I come at this from the perspective of someone who spent years eating a mostly vegetarian diet but ended up with serious health problems – ultimately identified as vitamin B-12 deficiency. And then heart problems which seem likely to have been caused by chronic inflammation, perhaps in part caused by a vitamin B deficiency that likely led to elevated homocysteine levels which is a known cause of artery inflammation and blockage.

The problem is nutrition (and public health) make population wide recommendations that apply to large statistical groups – but which ignore the needs of individuals.

I was unaware that there is a family history of pernicious anemia – and only today learned that I have a genetic marker in my DNA for low B-12 levels.
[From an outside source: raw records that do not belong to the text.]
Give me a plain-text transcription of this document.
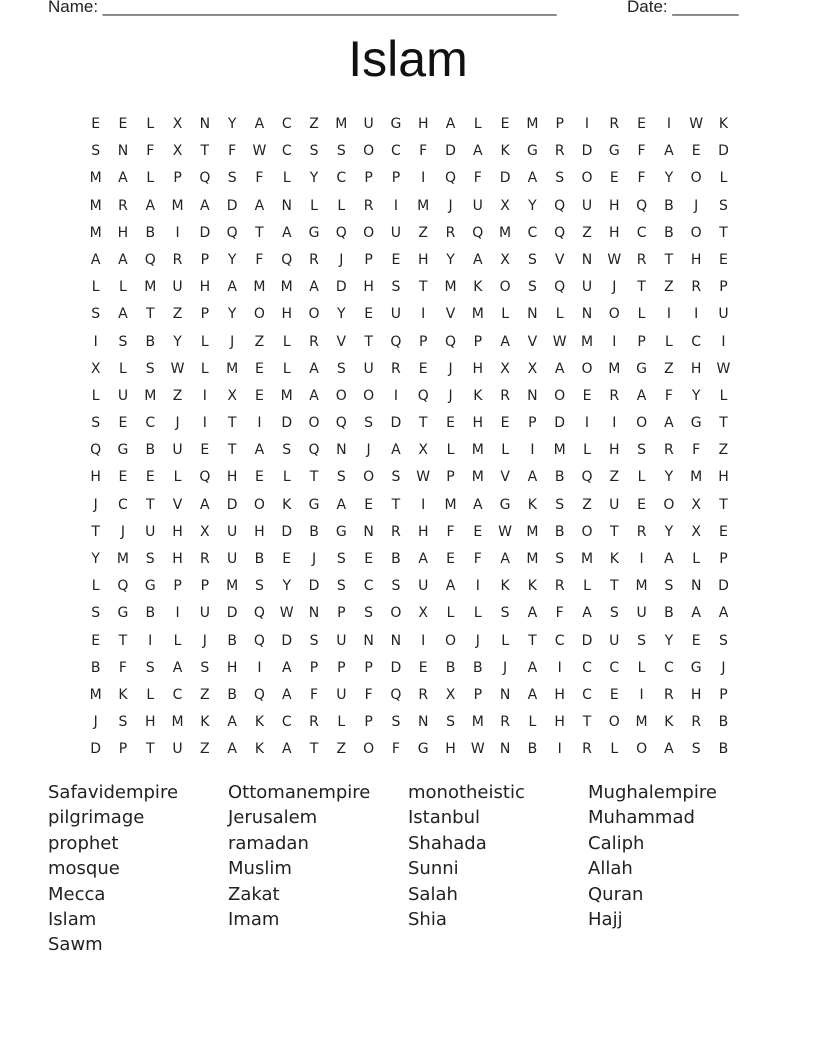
Name: ________________________________________________

	Date: _______

Islam
E	E	L	X	N	Y	A	C	Z	M	U	G	H	A	L	E	M	P	I	R	E	I	W	K
S	N	F	X	T	F	W	C	S	S	O	C	F	D	A	K	G	R	D	G	F	A	E	D
M	A	L	P	Q	S	F	L	Y	C	P	P	I	Q	F	D	A	S	O	E	F	Y	O	L
M	R	A	M	A	D	A	N	L	L	R	I	M	J	U	X	Y	Q	U	H	Q	B	J	S
M	H	B	I	D	Q	T	A	G	Q	O	U	Z	R	Q	M	C	Q	Z	H	C	B	O	T
A	A	Q	R	P	Y	F	Q	R	J	P	E	H	Y	A	X	S	V	N	W	R	T	H	E
L	L	M	U	H	A	M	M	A	D	H	S	T	M	K	O	S	Q	U	J	T	Z	R	P
S	A	T	Z	P	Y	O	H	O	Y	E	U	I	V	M	L	N	L	N	O	L	I	I	U
I	S	B	Y	L	J	Z	L	R	V	T	Q	P	Q	P	A	V	W	M	I	P	L	C	I
X	L	S	W	L	M	E	L	A	S	U	R	E	J	H	X	X	A	O	M	G	Z	H	W
L	U	M	Z	I	X	E	M	A	O	O	I	Q	J	K	R	N	O	E	R	A	F	Y	L
S	E	C	J	I	T	I	D	O	Q	S	D	T	E	H	E	P	D	I	I	O	A	G	T
Q	G	B	U	E	T	A	S	Q	N	J	A	X	L	M	L	I	M	L	H	S	R	F	Z
H	E	E	L	Q	H	E	L	T	S	O	S	W	P	M	V	A	B	Q	Z	L	Y	M	H
J	C	T	V	A	D	O	K	G	A	E	T	I	M	A	G	K	S	Z	U	E	O	X	T
T	J	U	H	X	U	H	D	B	G	N	R	H	F	E	W	M	B	O	T	R	Y	X	E
Y	M	S	H	R	U	B	E	J	S	E	B	A	E	F	A	M	S	M	K	I	A	L	P
L	Q	G	P	P	M	S	Y	D	S	C	S	U	A	I	K	K	R	L	T	M	S	N	D
S	G	B	I	U	D	Q	W	N	P	S	O	X	L	L	S	A	F	A	S	U	B	A	A
E	T	I	L	J	B	Q	D	S	U	N	N	I	O	J	L	T	C	D	U	S	Y	E	S
B	F	S	A	S	H	I	A	P	P	P	D	E	B	B	J	A	I	C	C	L	C	G	J
M	K	L	C	Z	B	Q	A	F	U	F	Q	R	X	P	N	A	H	C	E	I	R	H	P
J	S	H	M	K	A	K	C	R	L	P	S	N	S	M	R	L	H	T	O	M	K	R	B
D	P	T	U	Z	A	K	A	T	Z	O	F	G	H	W	N	B	I	R	L	O	A	S	B
Safavidempire	Ottomanempire	monotheistic	Mughalempire
pilgrimage	Jerusalem	Istanbul	Muhammad
prophet	ramadan	Shahada	Caliph
mosque	Muslim	Sunni	Allah
Mecca	Zakat	Salah	Quran
Islam	Imam	Shia	Hajj
Sawm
If I follow the “plant-based” mantra promulgated by 20-something food writers pushing vegetarian propaganda, I will get sick. Note – I owned 4 books on vegetarian eating – 3 of the 4 did not mention the B-12 problem, and the one that did, mentioned it in 2 sentences on page 276 and 277. None of these plant-based promoters mention health risks. In effect, these promoters are engaged in malpractice that is causing harm to real people.

This is what’s wrong with media pushing topics they do no personally understand in detail. They are writers who lack subject knowledge, and much of what they write becomes spun by the people they quote and is effectively fiction due to its omission of critical information.

These errors are not innocent errors – I fell for the plant-based mantra and it nearly killed me. I hold these “food writers”, “health writers”, “nutrition writers” in contempt for spreading incomplete reports that lead to nearly killing people. This is not a joke.